Of course, it’s entirely possible, given Go Daddy’s history of bait-and-switch marketing techniques (“click here to see more!” adorns every slinky is-she-really-gonna-take-it-all-off ad) that this is one big gimmick – a work, in wrestling terms. Patrick is signed with Go Daddy through 2013, and her quote on the matter, helpfully provided by Go Daddy itself, does little to dispel this possibility:

"I absolutely hope I am in the new Go Daddy Super Bowl commercials,” she said in the statement. “I don't think it would feel quite like a Super Bowl if we don't do the commercials again this year."

Thus, you can see an entire campaign built around “No More Danica!”, can’t you? And if Patrick does “happen” to show up in a Super Bowl ad, boom … more light without heat.

NASCAR can be very forgiving of drivers who don’t stack up the checkered flags and trophies. Dale Earnhardt Jr. remains the sport’s most popular driver despite winning only twice in the last six years. But Patrick has neither Earnhardt’s early career success nor his sterling family name.
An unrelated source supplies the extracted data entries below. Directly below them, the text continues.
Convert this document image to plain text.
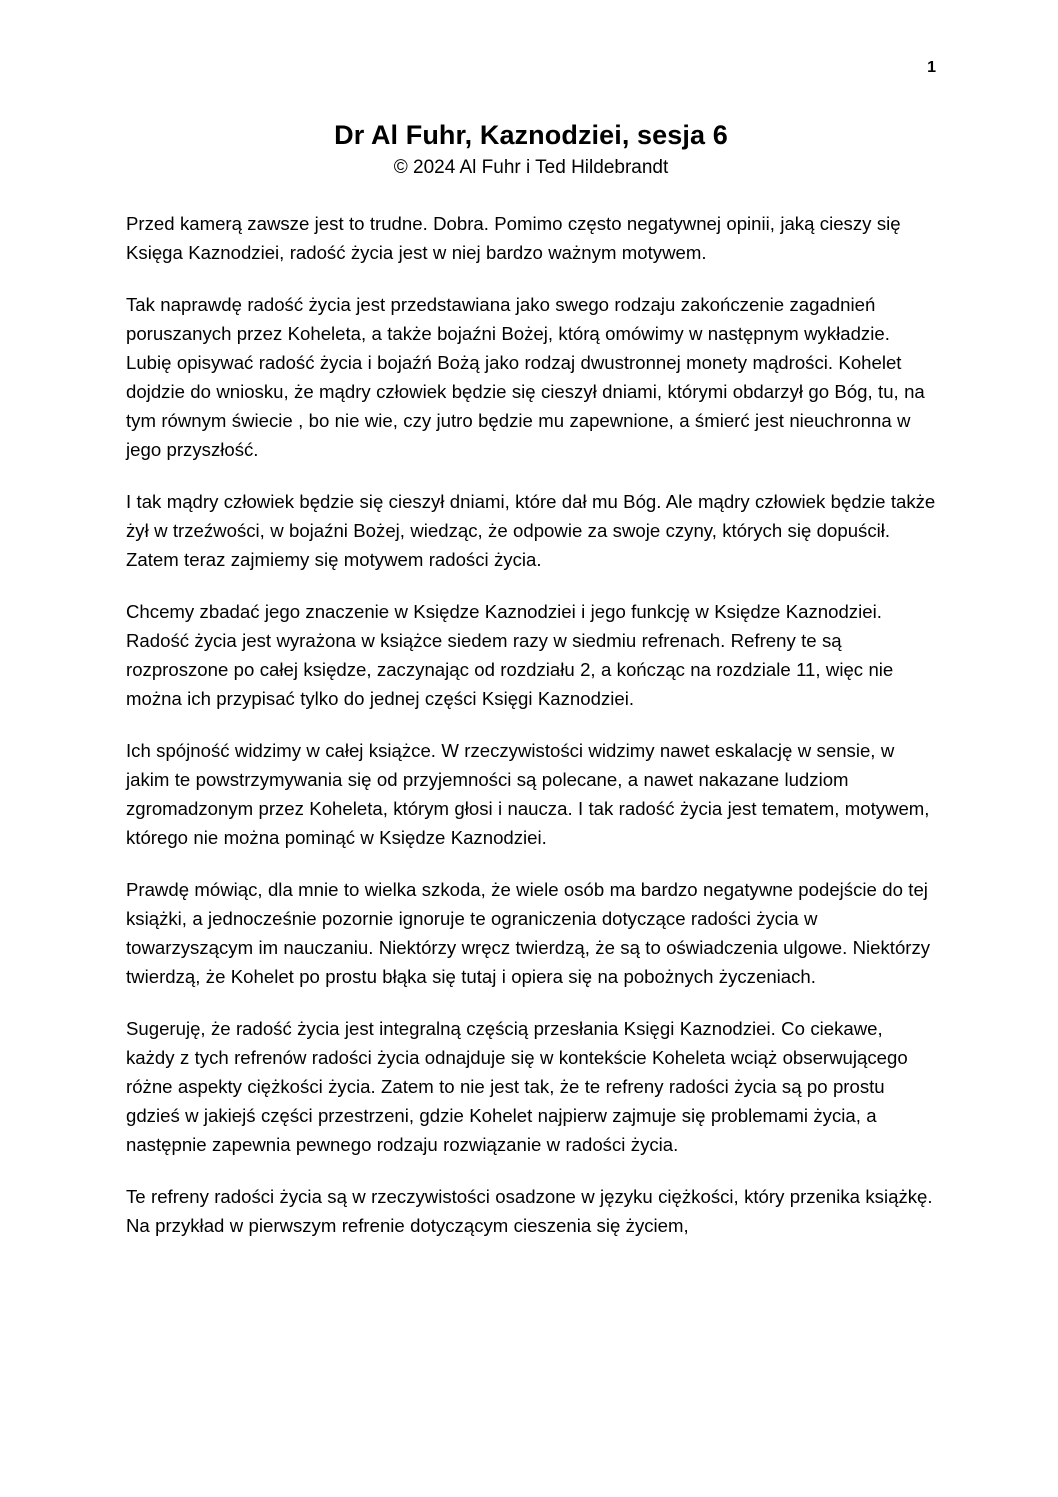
1
Dr Al Fuhr, Kaznodziei, sesja 6
© 2024 Al Fuhr i Ted Hildebrandt

Przed kamerą zawsze jest to trudne. Dobra. Pomimo często negatywnej opinii, jaką cieszy się Księga Kaznodziei, radość życia jest w niej bardzo ważnym motywem.

Tak naprawdę radość życia jest przedstawiana jako swego rodzaju zakończenie zagadnień poruszanych przez Koheleta, a także bojaźni Bożej, którą omówimy w następnym wykładzie. Lubię opisywać radość życia i bojaźń Bożą jako rodzaj dwustronnej monety mądrości. Kohelet dojdzie do wniosku, że mądry człowiek będzie się cieszył dniami, którymi obdarzył go Bóg, tu, na tym równym świecie , bo nie wie, czy jutro będzie mu zapewnione, a śmierć jest nieuchronna w jego przyszłość.

I tak mądry człowiek będzie się cieszył dniami, które dał mu Bóg. Ale mądry człowiek będzie także żył w trzeźwości, w bojaźni Bożej, wiedząc, że odpowie za swoje czyny, których się dopuścił. Zatem teraz zajmiemy się motywem radości życia.

Chcemy zbadać jego znaczenie w Księdze Kaznodziei i jego funkcję w Księdze Kaznodziei. Radość życia jest wyrażona w książce siedem razy w siedmiu refrenach. Refreny te są rozproszone po całej księdze, zaczynając od rozdziału 2, a kończąc na rozdziale 11, więc nie można ich przypisać tylko do jednej części Księgi Kaznodziei.

Ich spójność widzimy w całej książce. W rzeczywistości widzimy nawet eskalację w sensie, w jakim te powstrzymywania się od przyjemności są polecane, a nawet nakazane ludziom zgromadzonym przez Koheleta, którym głosi i naucza. I tak radość życia jest tematem, motywem, którego nie można pominąć w Księdze Kaznodziei.

Prawdę mówiąc, dla mnie to wielka szkoda, że wiele osób ma bardzo negatywne podejście do tej książki, a jednocześnie pozornie ignoruje te ograniczenia dotyczące radości życia w towarzyszącym im nauczaniu. Niektórzy wręcz twierdzą, że są to oświadczenia ulgowe. Niektórzy twierdzą, że Kohelet po prostu błąka się tutaj i opiera się na pobożnych życzeniach.

Sugeruję, że radość życia jest integralną częścią przesłania Księgi Kaznodziei. Co ciekawe, każdy z tych refrenów radości życia odnajduje się w kontekście Koheleta wciąż obserwującego różne aspekty ciężkości życia. Zatem to nie jest tak, że te refreny radości życia są po prostu gdzieś w jakiejś części przestrzeni, gdzie Kohelet najpierw zajmuje się problemami życia, a następnie zapewnia pewnego rodzaju rozwiązanie w radości życia.

Te refreny radości życia są w rzeczywistości osadzone w języku ciężkości, który przenika książkę. Na przykład w pierwszym refrenie dotyczącym cieszenia się życiem,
None of this is meant to throw dirt on Patrick’s career; she’s still young in a sport where drivers can run at a top-flight level well past 40. But she’s taken the sizzle-over-steak approach to its logical and inevitable end. Money, of course, is the driving force in NASCAR. But it’s not the only force. Running a good race isn’t enough. Every once in awhile, you need to win, too.